Так возникла эта семья. Молодые строили планы: у них будет много красивых и умных детей, и все они будут жить долго и счастливо. И как в воду глядели: с 1934 по 1941 годы их жизнь была осчастливлена появлением на свет пятерых детей: первой родилась Зарема, потом – Тигран (впоследствии мой муж), Заграб, Зепюр и Шушаник. И все дети были, как на подбор, красивые и умненькие. Вагаршак занимал должность десятника в горном карьере, говоря современным языком, мастера, и, что очень обрадовало сельчан, на общественных началах организовал в селе избу-читальню. Жена работала в детском саду воспитателем – одним словом, по тем временам – сельская интеллигенция. И жить бы да радоваться. Но пришел 1941-ый год. Началась война

Село Айкашен было небольшое  – всего две улицы. Все друг друга знали, жили, как родные. Горе (война!) сплотило людей ещё больше. Собирали жёны своих мужей на фронт всем миром в надежде, что война скоро закончится, разобьём мы этих проклятых фашистов, и вернутся с победой наши любимые. С такого маленького поселения на фронт ушли 59 человек, в подавляющем большинстве – армяне. Ушёл на фронт и Вагаршак. Воевать ему пришлось в Крыму, защищать свои родные места. Не знали тогда солдаты, что уже 21-ого августа 1941 года Гитлер подписал приказ ставки вермахта, в котором говорилось: «Главной задачей до наступления зимы является не взятие Москвы, а захват Крыма, промышленных и угольных районов на Донце и лишение русских возможности получения нефти с Кавказа; на севере – окружение Ленинграда и соединение с финнами». На Крым были брошены огромные силы противника, и осенью нашим войскам, несшим значительные потери, пришлось оставить его.

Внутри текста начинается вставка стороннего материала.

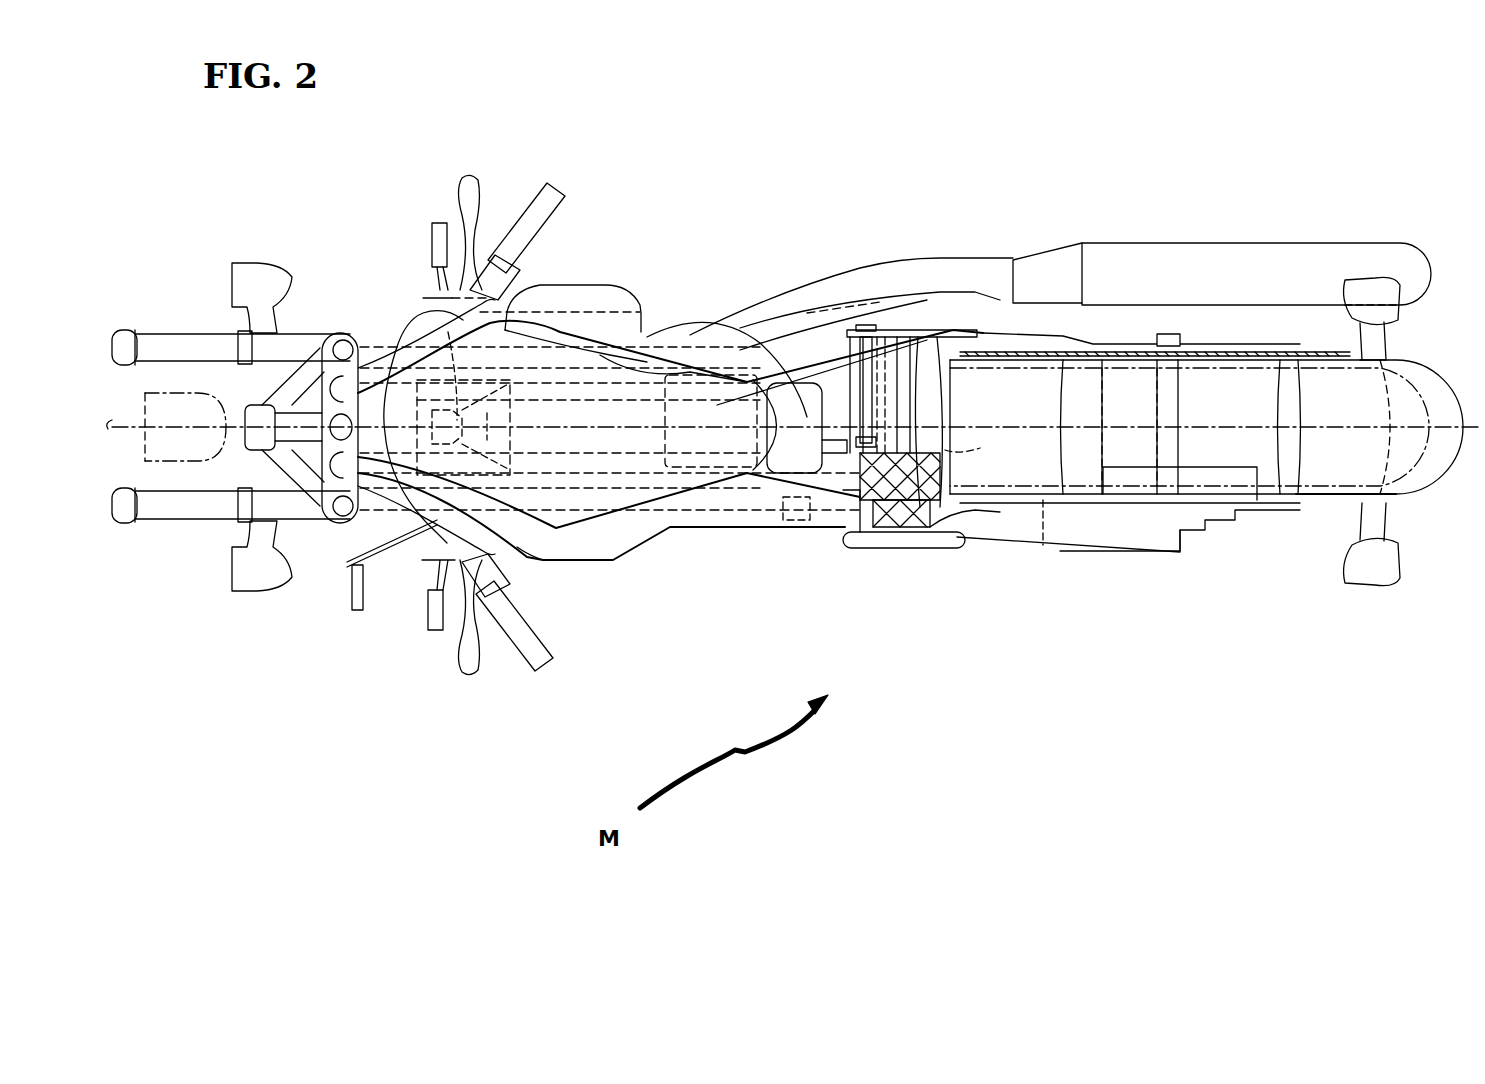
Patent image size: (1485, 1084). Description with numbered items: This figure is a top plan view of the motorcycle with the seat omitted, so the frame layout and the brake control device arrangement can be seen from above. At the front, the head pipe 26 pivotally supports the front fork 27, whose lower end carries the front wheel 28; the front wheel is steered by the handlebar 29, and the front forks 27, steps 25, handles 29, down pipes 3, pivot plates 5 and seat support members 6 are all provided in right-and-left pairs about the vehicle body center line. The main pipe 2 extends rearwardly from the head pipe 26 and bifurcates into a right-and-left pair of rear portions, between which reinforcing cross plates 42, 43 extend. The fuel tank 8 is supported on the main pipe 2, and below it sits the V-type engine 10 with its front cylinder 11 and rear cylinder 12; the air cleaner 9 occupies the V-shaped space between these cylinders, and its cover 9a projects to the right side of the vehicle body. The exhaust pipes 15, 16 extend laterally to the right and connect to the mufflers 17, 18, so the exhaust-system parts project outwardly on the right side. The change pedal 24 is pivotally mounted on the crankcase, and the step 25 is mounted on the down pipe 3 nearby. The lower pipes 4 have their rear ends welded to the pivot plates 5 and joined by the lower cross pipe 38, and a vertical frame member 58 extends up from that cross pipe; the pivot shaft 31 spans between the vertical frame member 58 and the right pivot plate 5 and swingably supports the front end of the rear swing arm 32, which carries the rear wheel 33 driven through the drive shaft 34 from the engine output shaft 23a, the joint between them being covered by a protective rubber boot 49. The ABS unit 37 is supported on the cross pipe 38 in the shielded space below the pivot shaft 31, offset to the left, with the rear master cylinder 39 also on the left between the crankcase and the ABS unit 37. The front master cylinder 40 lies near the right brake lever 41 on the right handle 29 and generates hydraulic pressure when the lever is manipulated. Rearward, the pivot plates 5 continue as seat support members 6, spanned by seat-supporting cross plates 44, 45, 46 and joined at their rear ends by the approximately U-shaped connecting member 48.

The main pipe 2 is at (640, 395).
The down pipe 3 is at (322, 340).
The lower pipe 4 is at (693, 353).
The pivot plate 5 is at (880, 548).
The seat support member 6 is at (973, 310).
The fuel tank 8 is at (600, 355).
The air cleaner 9 is at (575, 323).
The cover 9a is at (553, 282).
The V-type engine 10 is at (622, 570).
The front cylinder 11 is at (545, 560).
The rear cylinder 12 is at (695, 470).
The exhaust pipe 15 is at (412, 320).
The exhaust pipe 16 is at (800, 293).
The muffler 17 is at (1030, 333).
The muffler 18 is at (1200, 262).
The output shaft 23a is at (790, 520).
The change pedal 24 is at (347, 597).
The step 25 is at (433, 222).
The head pipe 26 is at (287, 403).
The front fork 27 is at (162, 334).
The front wheel 28 is at (210, 393).
The handlebar 29 is at (398, 368).
The pivot shaft 31 is at (830, 347).
The rear swing arm 32 is at (1095, 530).
The rear wheel 33 is at (1398, 470).
The drive shaft 34 is at (1045, 545).
The ABS unit 37 is at (918, 548).
The cross pipe 38 is at (945, 452).
The rear master cylinder 39 is at (830, 500).
The front master cylinder 40 is at (432, 290).
The right brake lever 41 is at (460, 195).
The reinforcing cross plate 42 is at (770, 347).
The reinforcing cross plate 43 is at (883, 347).
The seat-supporting cross plate 44 is at (927, 353).
The seat-supporting cross plate 45 is at (1070, 410).
The seat-supporting cross plate 46 is at (1175, 398).
The connecting member 48 is at (1325, 503).
The protective rubber boot 49 is at (848, 548).
The vertical frame member 58 is at (790, 313).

Начал войну Вагаршак связистом. В октябре 41-го при обороне древнего мыса Херсонес во время устранения порыва связи под воем снарядов, которые сыпались так плотно, что невозможно было надеяться на его величество случай, который поможет тебе остаться в живых, он получил тяжелейшее ранение в левую ногу. Попал в эвакогоспиталь. Врачи сделали всё возможное, чтобы сохранить солдату ногу. За три месяца, проведённые в госпитале, мысли его были не о себе: он думал только о своей семье: «Как они там, под немцами? Живы ли?»

Не знал Вагаршак, что немецкая дивизия покинула его село, оставив там только хозяйственную часть. В дом, где жила Петроня со своими детьми, заселился немецкий офицер. По утрам чистил зубы, расхаживал по-хозяйски с полотенцем на плече по двору, напевая всегда одну и ту же мелодию, раздражая своим видом и Петроню, и детей. Однажды чуть не случилась беда: Заграб, который больше всех ненавидел фрица, изловчился и бросил в него камень. Немец выхватил пистолет, взвёл курок и прицелился, готовый выстрелить. Петроня бросилась между ними, закрыв сына своим телом. К счастью, немец стрелять передумал.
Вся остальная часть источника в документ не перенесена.